Nous avons célébré le 18 novembre dernier les trente ans de l’entrée en vigueur de la Loi sur les services en français de l’Ontario. Cette loi a grandement changé la société franco-ontarienne, en particulier sa relation avec les organismes gouvernementaux. Elle a haussé l’estime de soi des francophones, qui s’affichent fièrement comme Franco-Ontariens aujourd’hui. La honte de parler français a disparu. Les personnes qui ont un nom francophone n’ont plus besoin de l’angliciser pour être acceptées dans la société ou être populaires.

Plusieurs proposent une refonte de la loi, et j’estime qu’elle est nécessaire. Toutefois, il faut aller au-delà de la relation traditionnelle entre les citoyens et les organismes gouvernementaux, et y inclure tout le droit linguistique privé. On devra notamment ajouter le critère de la langue française et anglaise comme motif de discrimination prescrit dans le Code des droits de la personne afin d’assurer l’égalité des langues ayant un statut officiel en Ontario. L’égalité linguistique doit aussi pouvoir se vivre au quotidien dans les rapports économiques et sociaux.  Elle est une étape cruciale de la reconnaissance juridique des langues française et anglaise en Ontario.

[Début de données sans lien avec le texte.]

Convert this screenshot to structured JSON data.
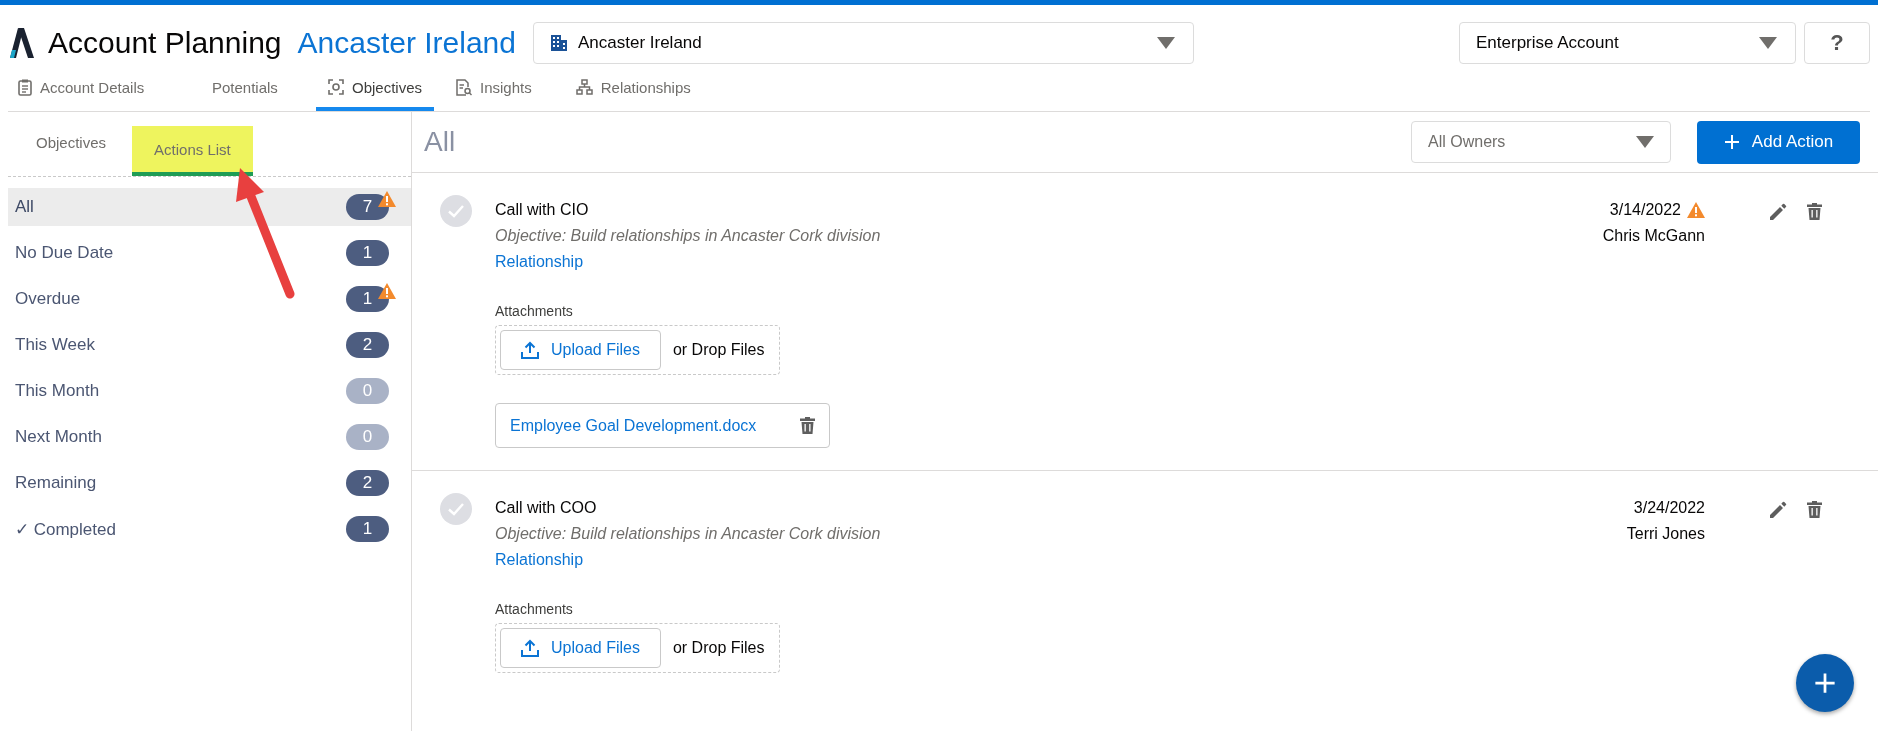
{
  "app": {
    "title": "Account Planning",
    "account": "Ancaster Ireland"
  },
  "account_picker": {
    "value": "Ancaster Ireland"
  },
  "account_type_picker": {
    "value": "Enterprise Account"
  },
  "help_button": {
    "label": "?"
  },
  "tabs": [
    {
      "label": "Account Details",
      "selected": false
    },
    {
      "label": "Potentials",
      "selected": false
    },
    {
      "label": "Objectives",
      "selected": true
    },
    {
      "label": "Insights",
      "selected": false
    },
    {
      "label": "Relationships",
      "selected": false
    }
  ],
  "sub_tabs": [
    {
      "label": "Objectives",
      "selected": false,
      "highlighted": false
    },
    {
      "label": "Actions List",
      "selected": true,
      "highlighted": true
    }
  ],
  "filters": [
    {
      "label": "All",
      "count": "7",
      "selected": true,
      "dimmed": false,
      "warning": true
    },
    {
      "label": "No Due Date",
      "count": "1",
      "selected": false,
      "dimmed": false,
      "warning": false
    },
    {
      "label": "Overdue",
      "count": "1",
      "selected": false,
      "dimmed": false,
      "warning": true
    },
    {
      "label": "This Week",
      "count": "2",
      "selected": false,
      "dimmed": false,
      "warning": false
    },
    {
      "label": "This Month",
      "count": "0",
      "selected": false,
      "dimmed": true,
      "warning": false
    },
    {
      "label": "Next Month",
      "count": "0",
      "selected": false,
      "dimmed": true,
      "warning": false
    },
    {
      "label": "Remaining",
      "count": "2",
      "selected": false,
      "dimmed": false,
      "warning": false
    },
    {
      "label": "✓ Completed",
      "count": "1",
      "selected": false,
      "dimmed": false,
      "warning": false
    }
  ],
  "list": {
    "heading": "All",
    "owner_filter": "All Owners",
    "add_button": "Add Action"
  },
  "actions": [
    {
      "title": "Call with CIO",
      "completed": false,
      "objective": "Objective: Build relationships in Ancaster Cork division",
      "link": "Relationship",
      "date": "3/14/2022",
      "overdue": true,
      "owner": "Chris McGann",
      "attachments_label": "Attachments",
      "upload_label": "Upload Files",
      "drop_label": "or Drop Files",
      "files": [
        "Employee Goal Development.docx"
      ]
    },
    {
      "title": "Call with COO",
      "completed": false,
      "objective": "Objective: Build relationships in Ancaster Cork division",
      "link": "Relationship",
      "date": "3/24/2022",
      "overdue": false,
      "owner": "Terri Jones",
      "attachments_label": "Attachments",
      "upload_label": "Upload Files",
      "drop_label": "or Drop Files"
    }
  ]
}
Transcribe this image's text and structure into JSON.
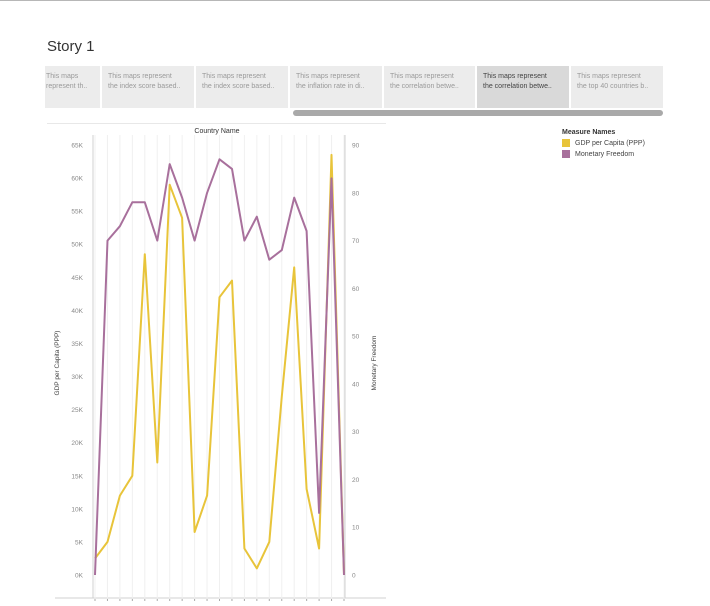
{
  "story": {
    "title": "Story 1"
  },
  "tabs": [
    {
      "line1": "This maps",
      "line2": "represent th..",
      "active": false
    },
    {
      "line1": "This maps represent",
      "line2": "the index score based..",
      "active": false
    },
    {
      "line1": "This maps represent",
      "line2": "the index score based..",
      "active": false
    },
    {
      "line1": "This maps represent",
      "line2": "the inflation rate in di..",
      "active": false
    },
    {
      "line1": "This maps represent",
      "line2": "the correlation betwe..",
      "active": false
    },
    {
      "line1": "This maps represent",
      "line2": "the correlation betwe..",
      "active": true
    },
    {
      "line1": "This maps represent",
      "line2": "the top 40 countries b..",
      "active": false
    }
  ],
  "legend": {
    "title": "Measure Names",
    "items": [
      {
        "label": "GDP per Capita (PPP)",
        "color": "#e8c43a"
      },
      {
        "label": "Monetary Freedom",
        "color": "#a8709c"
      }
    ]
  },
  "chart_data": {
    "type": "line",
    "title": "Country Name",
    "xlabel": "",
    "ylabel": "GDP per Capita (PPP)",
    "y2label": "Monetary Freedom",
    "ylim": [
      0,
      65000
    ],
    "y2lim": [
      0,
      90
    ],
    "yticks": [
      "0K",
      "5K",
      "10K",
      "15K",
      "20K",
      "25K",
      "30K",
      "35K",
      "40K",
      "45K",
      "50K",
      "55K",
      "60K",
      "65K"
    ],
    "y2ticks": [
      "0",
      "10",
      "20",
      "30",
      "40",
      "50",
      "60",
      "70",
      "80",
      "90"
    ],
    "grid": "vertical",
    "legend_position": "right",
    "x": [
      1,
      2,
      3,
      4,
      5,
      6,
      7,
      8,
      9,
      10,
      11,
      12,
      13,
      14,
      15,
      16,
      17,
      18,
      19,
      20,
      21
    ],
    "series": [
      {
        "name": "GDP per Capita (PPP)",
        "axis": "left",
        "color": "#e8c43a",
        "values": [
          2500,
          5000,
          12000,
          15000,
          48500,
          17000,
          59000,
          54000,
          6500,
          12000,
          42000,
          44500,
          4000,
          1000,
          5000,
          27000,
          46500,
          13000,
          4000,
          63500,
          0
        ]
      },
      {
        "name": "Monetary Freedom",
        "axis": "right",
        "color": "#a8709c",
        "values": [
          0,
          70,
          73,
          78,
          78,
          70,
          86,
          79,
          70,
          80,
          87,
          85,
          70,
          75,
          66,
          68,
          79,
          72,
          13,
          83,
          0
        ]
      }
    ]
  }
}
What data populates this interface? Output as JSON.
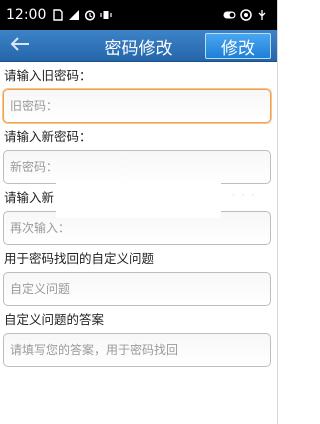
{
  "status_bar": {
    "time": "12:00",
    "icons": [
      "sim-card-icon",
      "signal-icon",
      "alarm-icon",
      "vibrate-icon",
      "toggle-icon",
      "app-icon",
      "usb-icon"
    ]
  },
  "title_bar": {
    "title": "密码修改",
    "submit_label": "修改",
    "back_icon": "back-arrow-icon"
  },
  "form": {
    "old_password": {
      "label": "请输入旧密码：",
      "placeholder": "旧密码："
    },
    "new_password": {
      "label": "请输入新密码：",
      "placeholder": "新密码："
    },
    "confirm_password": {
      "label": "请输入新",
      "placeholder": "再次输入："
    },
    "security_question": {
      "label": "用于密码找回的自定义问题",
      "placeholder": "自定义问题"
    },
    "security_answer": {
      "label": "自定义问题的答案",
      "placeholder": "请填写您的答案，用于密码找回"
    }
  },
  "colors": {
    "title_bar": "#2a6fb5",
    "submit_button": "#2b8ae0",
    "focus_border": "#f0a050"
  }
}
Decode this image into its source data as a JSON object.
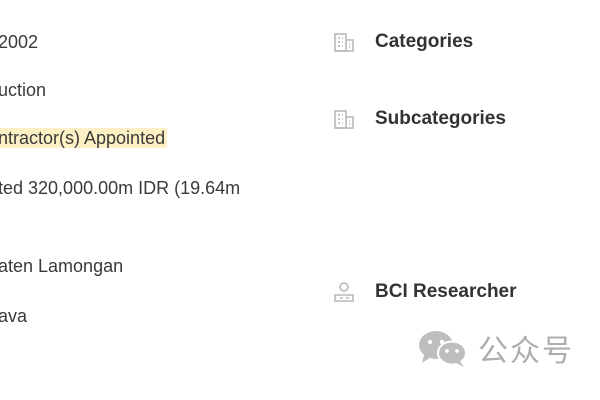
{
  "details": {
    "year": "2002",
    "sector": "uction",
    "stage": "ntractor(s) Appointed",
    "value": "ted 320,000.00m IDR (19.64m",
    "district": "aten Lamongan",
    "province": "ava"
  },
  "sidebar": {
    "categories_label": "Categories",
    "subcategories_label": "Subcategories",
    "researcher_label": "BCI Researcher"
  },
  "watermark": {
    "text": "公众号"
  },
  "colors": {
    "highlight": "#fdf0c4",
    "icon": "#b8b8b8",
    "text": "#333333"
  }
}
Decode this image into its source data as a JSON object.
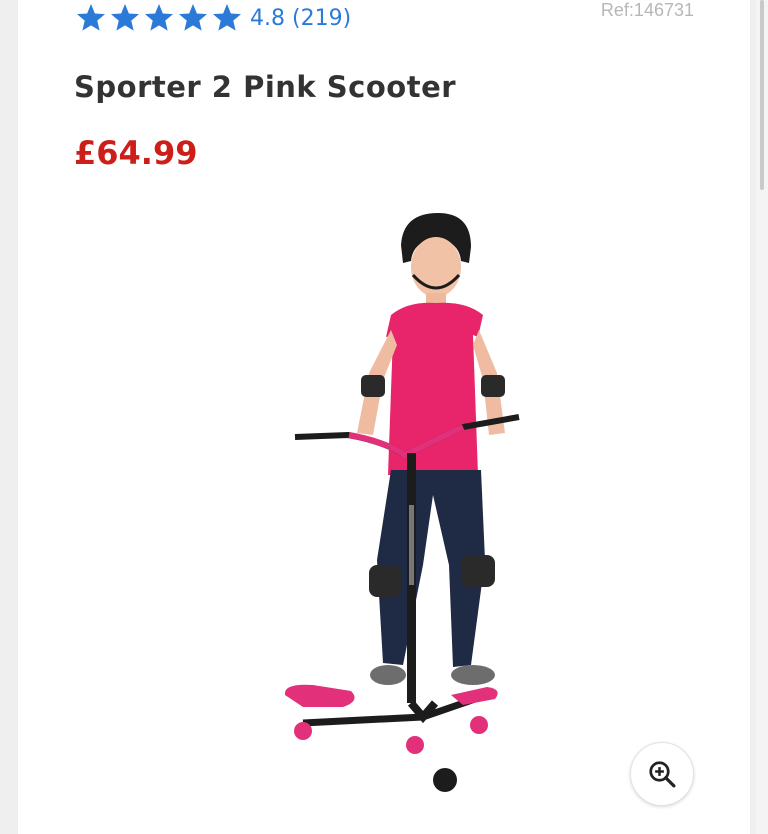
{
  "product": {
    "rating": {
      "value": "4.8",
      "count_text": "(219)",
      "stars": 5,
      "star_color": "#2b7ad8"
    },
    "reference": "Ref:146731",
    "title": "Sporter 2 Pink Scooter",
    "price": "£64.99",
    "price_color": "#cc1f1a",
    "image_icon": "product-photo-girl-on-pink-scooter",
    "zoom_icon": "zoom-in-icon"
  }
}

La reconnaissance des droits linguistiques privés concerne notamment la langue de travail, les services, les contrats et autres documents. Les francophones ont le droit de recevoir les documents et services en langue française dans les domaines prescrits comme les services des grandes institutions bancaires, les assurances et les régimes de pension. Ces demandes sont nouvelles pour plusieurs d’entre eux. Il était totalement impensable il y a trente ans d’exiger des services gouvernementaux en français.

La nouvelle réalité francophone demande aussi qu’on prévoie des mécanismes de résolution des différends. Les juristes ont leur place dans la protection des droits des francophones, mais le vrai combat est mené par les citoyens qui exigent des services en français, déposent des plaintes et demandent un suivi. Le problème le plus important est l’absence de mécanisme administratif obligeant les instances gouvernementales à prendre des actions correctives. Pour faire reconnaître les droits linguistiques, il n’y a pas d’autres moyens actuellement que le poids politique et la voie des tribunaux.

Il faut penser la refonte de la loi en fonction du citoyen. Il faut établir un mécanisme de règlement des différends incluant la médiation et l’arbitrage, à la suite d’une enquête indépendante et impartiale, pour obliger les parties à trouver une solution au conflit et éviter l’appel aux tribunaux. De nombreux francophones abandonnent leur combat en cours de route quand le recours juridique est l’unique moyen de faire reconnaître leurs droits linguistiques, car les procédures devant les tribunaux sont longues et coûteuses.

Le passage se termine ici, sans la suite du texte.